When I am working – really working – on a novel, I only pretend to be human. Though I may act relatively normal, in actuality I have transformed into an enormous, squishy head attached to a floaty, immaterial body, useful only because it transports my head around. Everything I come into contact with gets absorbed in the spongy matter and either ferments or turns into something else.
Today, for example, I am at a Verizon store unraveling the mysteries of my new Blackberry. A hip young sales associate named Dawn has been dispatched to teach me how to download ring tones and other “apps.” Part of my brain is paying attention (as much attention as is possible for me ever in these situations, which is to say not much), but mostly I am focused on other things. What brought this girl to this particular Verizon store in a strip mall on Route 3 in Clifton, New Jersey? Is she really passionate about electronics? Was it a bond she shared with, say, her gay older brother or alcoholic ex-boyfriend? What does her tattoo of a purple rose signify? How does she manage to keep her fingernails so long and yet manipulate the tiny keypad so well?
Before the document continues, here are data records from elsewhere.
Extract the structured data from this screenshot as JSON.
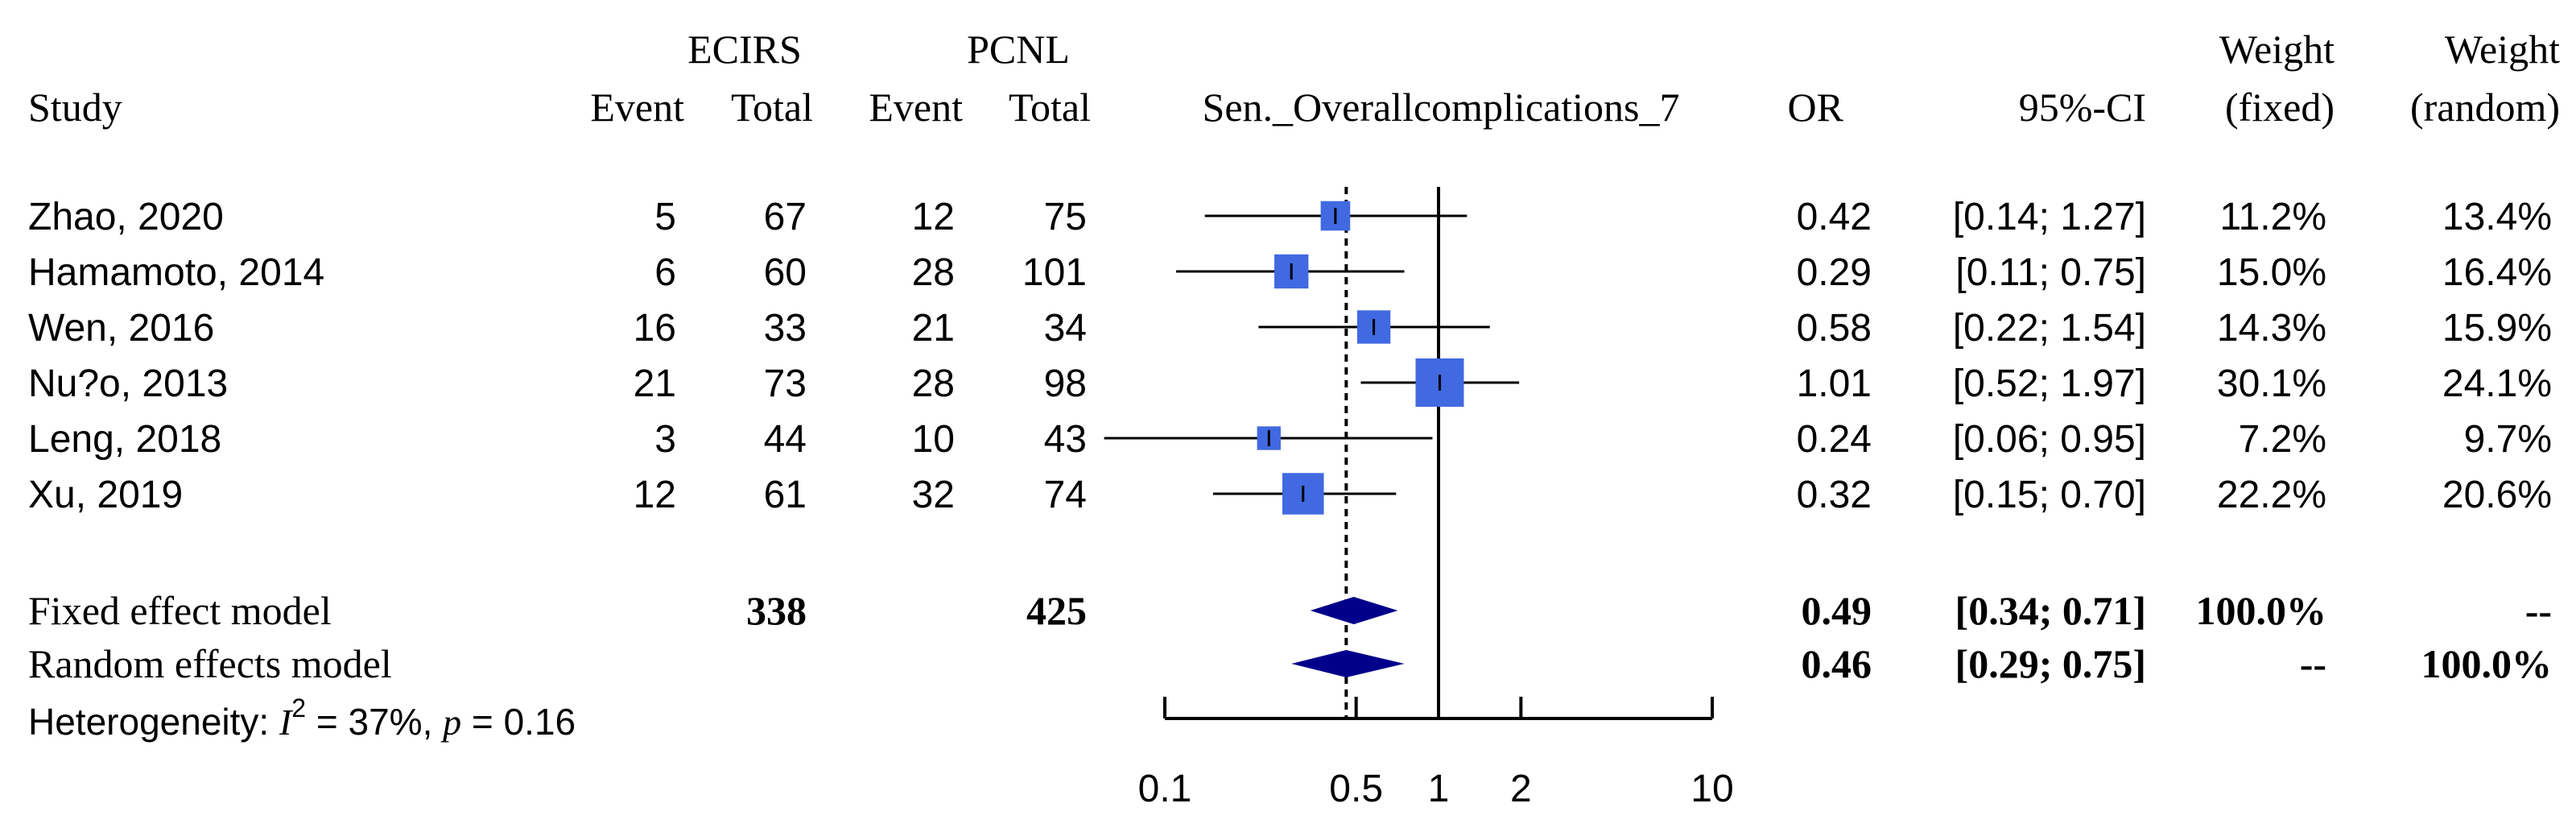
{
  "header": {
    "group1": "ECIRS",
    "group2": "PCNL",
    "study": "Study",
    "event1": "Event",
    "total1": "Total",
    "event2": "Event",
    "total2": "Total",
    "outcome": "Sen._Overallcomplications_7",
    "or": "OR",
    "ci": "95%-CI",
    "weight_fixed_1": "Weight",
    "weight_fixed_2": "(fixed)",
    "weight_random_1": "Weight",
    "weight_random_2": "(random)"
  },
  "colors": {
    "box": "#4169E1",
    "diamond": "#00008B",
    "line": "#000000"
  },
  "chart_data": {
    "type": "forest",
    "x_scale": "log",
    "x_ticks": [
      0.1,
      0.5,
      1,
      2,
      10
    ],
    "x_tick_labels": [
      "0.1",
      "0.5",
      "1",
      "2",
      "10"
    ],
    "null_line": 1,
    "summary_line": 0.46,
    "studies": [
      {
        "name": "Zhao, 2020",
        "e1": "5",
        "n1": "67",
        "e2": "12",
        "n2": "75",
        "or": 0.42,
        "lo": 0.14,
        "hi": 1.27,
        "or_text": "0.42",
        "ci_text": "[0.14; 1.27]",
        "w_fixed": "11.2%",
        "w_random": "13.4%"
      },
      {
        "name": "Hamamoto, 2014",
        "e1": "6",
        "n1": "60",
        "e2": "28",
        "n2": "101",
        "or": 0.29,
        "lo": 0.11,
        "hi": 0.75,
        "or_text": "0.29",
        "ci_text": "[0.11; 0.75]",
        "w_fixed": "15.0%",
        "w_random": "16.4%"
      },
      {
        "name": "Wen, 2016",
        "e1": "16",
        "n1": "33",
        "e2": "21",
        "n2": "34",
        "or": 0.58,
        "lo": 0.22,
        "hi": 1.54,
        "or_text": "0.58",
        "ci_text": "[0.22; 1.54]",
        "w_fixed": "14.3%",
        "w_random": "15.9%"
      },
      {
        "name": "Nu?o, 2013",
        "e1": "21",
        "n1": "73",
        "e2": "28",
        "n2": "98",
        "or": 1.01,
        "lo": 0.52,
        "hi": 1.97,
        "or_text": "1.01",
        "ci_text": "[0.52; 1.97]",
        "w_fixed": "30.1%",
        "w_random": "24.1%"
      },
      {
        "name": "Leng, 2018",
        "e1": "3",
        "n1": "44",
        "e2": "10",
        "n2": "43",
        "or": 0.24,
        "lo": 0.06,
        "hi": 0.95,
        "or_text": "0.24",
        "ci_text": "[0.06; 0.95]",
        "w_fixed": "7.2%",
        "w_random": "9.7%"
      },
      {
        "name": "Xu, 2019",
        "e1": "12",
        "n1": "61",
        "e2": "32",
        "n2": "74",
        "or": 0.32,
        "lo": 0.15,
        "hi": 0.7,
        "or_text": "0.32",
        "ci_text": "[0.15; 0.70]",
        "w_fixed": "22.2%",
        "w_random": "20.6%"
      }
    ],
    "models": [
      {
        "name": "Fixed effect model",
        "n1": "338",
        "n2": "425",
        "or": 0.49,
        "lo": 0.34,
        "hi": 0.71,
        "or_text": "0.49",
        "ci_text": "[0.34; 0.71]",
        "w_fixed": "100.0%",
        "w_random": "--"
      },
      {
        "name": "Random effects model",
        "n1": "",
        "n2": "",
        "or": 0.46,
        "lo": 0.29,
        "hi": 0.75,
        "or_text": "0.46",
        "ci_text": "[0.29; 0.75]",
        "w_fixed": "--",
        "w_random": "100.0%"
      }
    ],
    "heterogeneity": {
      "label": "Heterogeneity: ",
      "i_symbol": "I",
      "i_sup": "2",
      "i2_text": " = 37%, ",
      "p_symbol": "p",
      "p_text": " = 0.16"
    }
  }
}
(There’s a character in my novel, a 17-year-old juvenile delinquent named Michelle ….)
Dawn’s fruity breath mint clicks against her teeth, and as she leans closer to show me how to click and drag, I smell her jasmine-scented shampoo. All of this sensory and physical detail seeps into the sponge in my head, where it quickly becomes absorbed. And meanwhile I try to act normal – though it’s pretty clear that by the way Dawn is treating me that I’m not fooling her at all.